A TA Instruments Discovery HR30 at ambient room conditions was used for powder rheology measurements of the samples. The wall friction accessory was used in combination with the powder shear cell. Interchangeable plates can be used to measure wall friction against different materials. For this work, wall friction measurements were performed using the standard stainless steel plate, the most commonly used material in pharmaceutical processing equipment . Tests were also run using a custom acetal plastic plate to investigate the influence of substrate material on wall friction. Samples were loaded in the cell, consolidated at 9 kPa, and trimmed. Details of the loading and trimming procedure can be found in previous work . TRIOS programming for the wall friction measurements, including the sample consolidation step, are shown in Figure 2.
Wall friction angle is determined using TRIOS powder software. The Steady State Stress analysis is applied to the pre-shear and shear steps in the procedure, generating the stress at the end of each step. The test points are then compiled into the wall friction summary. These data points are used to create a plot of stress vs. normal stress. The wall yield locus analysis generates a line of best fit as shown in Figure 3. The wall friction angle is the angle created between the yield locus line and the x-axis.
Results and Discussions
Analysis performed by TGA shows 9.3% moisture content for as received powder and 22.3% for humidity-conditioned powder as shown in Table 1.
Wall friction results for CMC are plotted in Figure 4 and summarized as wall friction angles in Table 2.
Table 1. TGA analysis results for CMC powder with and without moisture conditioning.
|AS RECEIVED MOISTURE CONTENT (%)||CONDITIONED MOISTURE CONTENT (%)|
|Average||9.26 ± 0.02||22.31 ± 0.36|
For both 9.3% and 22.3% moisture CMC, the wall friction angle values are higher for acetal and lower for stainless steel, indicating that the powder has stronger adhesion to the acetal material. Higher moisture content yields higher wall friction angles for both acetal and stainless steel. Between CMC samples, acetal angles differ by about 0.6° and stainless steel angles differ by about 3.1°, indicating that acetal is less sensitive to moisture overall. The lower wall friction angles for stainless steel indicate that the CMC powders are less likely to stick to stainless steel than acetal; adhesion to stainless steel is more sensitive to moisture. If a processing setup is designed using stainless steel for a dry powder, humidity control will be important as some batches with additional moisture exposure may stick.
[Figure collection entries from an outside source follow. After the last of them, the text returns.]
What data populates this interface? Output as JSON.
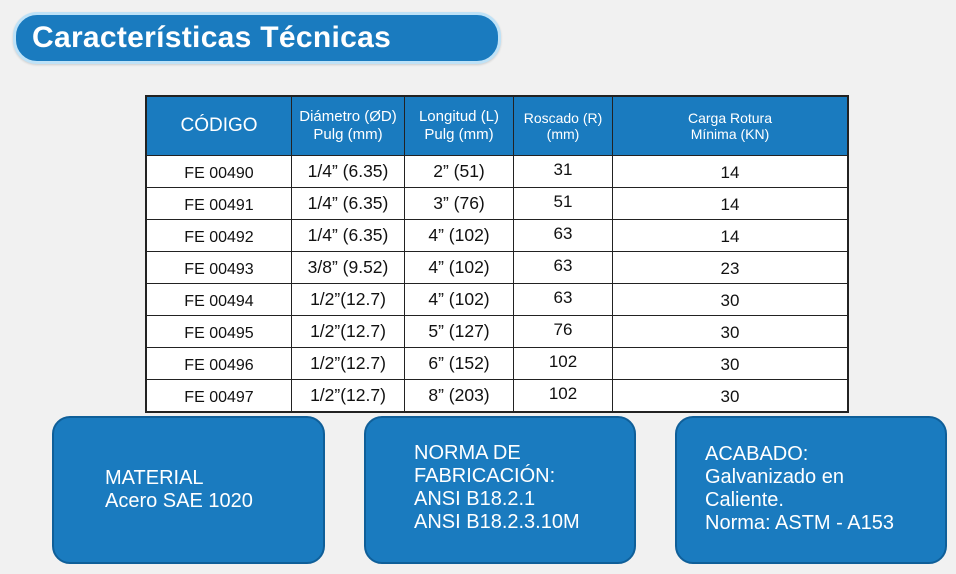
{
  "header": {
    "title": "Características Técnicas"
  },
  "table": {
    "columns": {
      "code": [
        "CÓDIGO"
      ],
      "diameter": [
        "Diámetro (ØD)",
        "Pulg (mm)"
      ],
      "length": [
        "Longitud (L)",
        "Pulg  (mm)"
      ],
      "thread": [
        "Roscado (R)",
        "(mm)"
      ],
      "load": [
        "Carga Rotura",
        "Mínima (KN)"
      ]
    },
    "rows": [
      {
        "code": "FE 00490",
        "diameter": "1/4” (6.35)",
        "length": "2” (51)",
        "thread": "31",
        "load": "14"
      },
      {
        "code": "FE 00491",
        "diameter": "1/4” (6.35)",
        "length": "3” (76)",
        "thread": "51",
        "load": "14"
      },
      {
        "code": "FE 00492",
        "diameter": "1/4” (6.35)",
        "length": "4” (102)",
        "thread": "63",
        "load": "14"
      },
      {
        "code": "FE 00493",
        "diameter": "3/8” (9.52)",
        "length": "4” (102)",
        "thread": "63",
        "load": "23"
      },
      {
        "code": "FE 00494",
        "diameter": "1/2”(12.7)",
        "length": "4” (102)",
        "thread": "63",
        "load": "30"
      },
      {
        "code": "FE 00495",
        "diameter": "1/2”(12.7)",
        "length": "5” (127)",
        "thread": "76",
        "load": "30"
      },
      {
        "code": "FE 00496",
        "diameter": "1/2”(12.7)",
        "length": "6” (152)",
        "thread": "102",
        "load": "30"
      },
      {
        "code": "FE 00497",
        "diameter": "1/2”(12.7)",
        "length": "8” (203)",
        "thread": "102",
        "load": "30"
      }
    ]
  },
  "cards": {
    "material": [
      "MATERIAL",
      "Acero SAE 1020"
    ],
    "norma": [
      "NORMA DE",
      "FABRICACIÓN:",
      "ANSI B18.2.1",
      "ANSI B18.2.3.10M"
    ],
    "acabado": [
      "ACABADO:",
      "Galvanizado en",
      "Caliente.",
      "Norma: ASTM - A153"
    ]
  },
  "colors": {
    "accent": "#1a7bbf",
    "pill_border": "#bfe2f7",
    "background": "#f1f1f1"
  }
}
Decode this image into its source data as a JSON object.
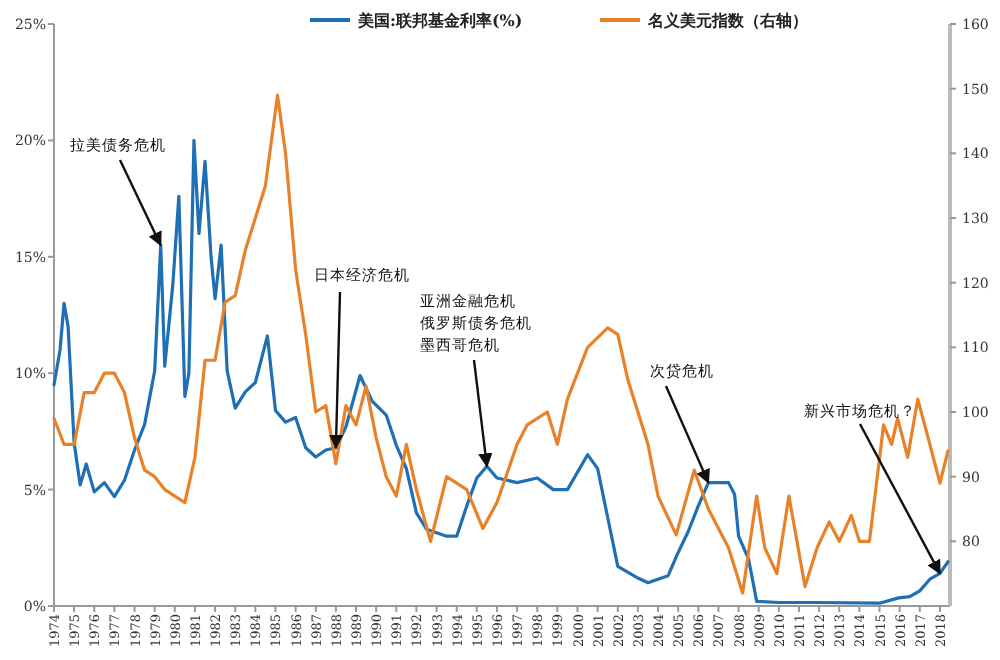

The wall friction is less sensitive for acetal, indicating that using acetal equipment will yield more consistency in processing of wet and dry powders, but the general higher trend of wall friction in the system would require trial runs to ensure sticking is not a factor.
Table 2. Wall friction angle results for 9.3% and 23.3% moisture CMC powders measured with acetal (plastic) and stainless steel (SST) attachments.
|Plastic (°)||SST (°)||Plastic (°)||SST (°)|
|Average||14.2 ± 0.3||8.4 ± 0.2||14.8 ± 0.1||11.5 ± 0.3|
CMC powders with and without moisture conditioning were tested with the TA Instruments Powder Rheology Wall Friction Accessory with interchangeable stainless steel and acetal plates. The results offer insights that can aid in processing conditions, quality control between powder batches, and detect sensitivities to differences in formulations. Wall friction angle measurements found that the angle is higher for acetal and lower for stainless steel for both powders. Higher moisture content resulted in higher wall friction for both acetal and stainless steel measurements. Stainless steel measurements were more sensitive to moisture so the adhesion properties during production may change if environmental conditions are not well controlled or moisture content of powder batches vary.